Orwell had a dim view of capitalism. In one essay he described capitalism as “a free-for-all in which the worst man wins.” In another he described the economic liberty in capitalism as “the right to exploit others for profit.”
For Orwell, socialism meant a society without class distinctions. Class, to Orwell, was not simply a matter of wealth, it was fundamentally a matter of one’s attitude toward fellow human beings. He found upper and middle class contempt for the lower class abhorrent.
Though a committed socialist to the end, Orwell was haunted by the politics of socialism.

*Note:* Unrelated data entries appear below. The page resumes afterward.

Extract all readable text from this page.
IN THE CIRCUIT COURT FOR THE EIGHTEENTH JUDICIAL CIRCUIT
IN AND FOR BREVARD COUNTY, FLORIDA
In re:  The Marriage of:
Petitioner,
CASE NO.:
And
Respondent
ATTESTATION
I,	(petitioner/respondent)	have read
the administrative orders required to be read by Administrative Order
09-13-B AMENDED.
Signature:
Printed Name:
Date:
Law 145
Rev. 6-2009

Under socialism, the state determines what is to be produced, how much, and how. It also determines people’s incomes. That is extraordinary power.
How to prevent such power from being abused? Would democracy be enough to check the ruling elite in a socialist state from abusing their power? Is socialism inherently despotism?
Orwell never resolved those questions. He worried that while capitalism was an “oligarchy based on money,” socialism might be worse: “an oligarchy based on power.” In a 1944 essay he wrote, “Despotism based on power instead of money is the inherent danger of socialism.”
He seemed to grow more pessimistic about the compatibility of socialism and democracy with time. One reason was socialists themselves.
“As with the Christian religion,” he wrote, “the worst advertisement for socialism is its adherents.”
Orwell accused many socialists of having a false concern for the working class. He charged that for many socialists, socialism did not mean ending class distinctions, it meant “a set of reforms which ‘we,’ the clever ones, are going to impose upon ‘them,’ the lower orders.”
Orwell also attacked many of his fellow intellectuals on the left for willfully ignoring, excusing or lying about Soviet atrocities to protect the socialist cause. He castigated left intellectuals for their “Russian mythos,” as he called it, the belief that because Russia was socialist, “every act of its rulers must be excused, if not imitated.”
Orwell was especially troubled by the larger reality that the line between the desire for justice and the desire for power is thin and blurry. “Of revolutionaries,” Orwell wrote in 1945, “the longing for a just society has always been fatally mixed up with the intention to secure power for themselves.”
Mr. Orwell is as relevant today as ever.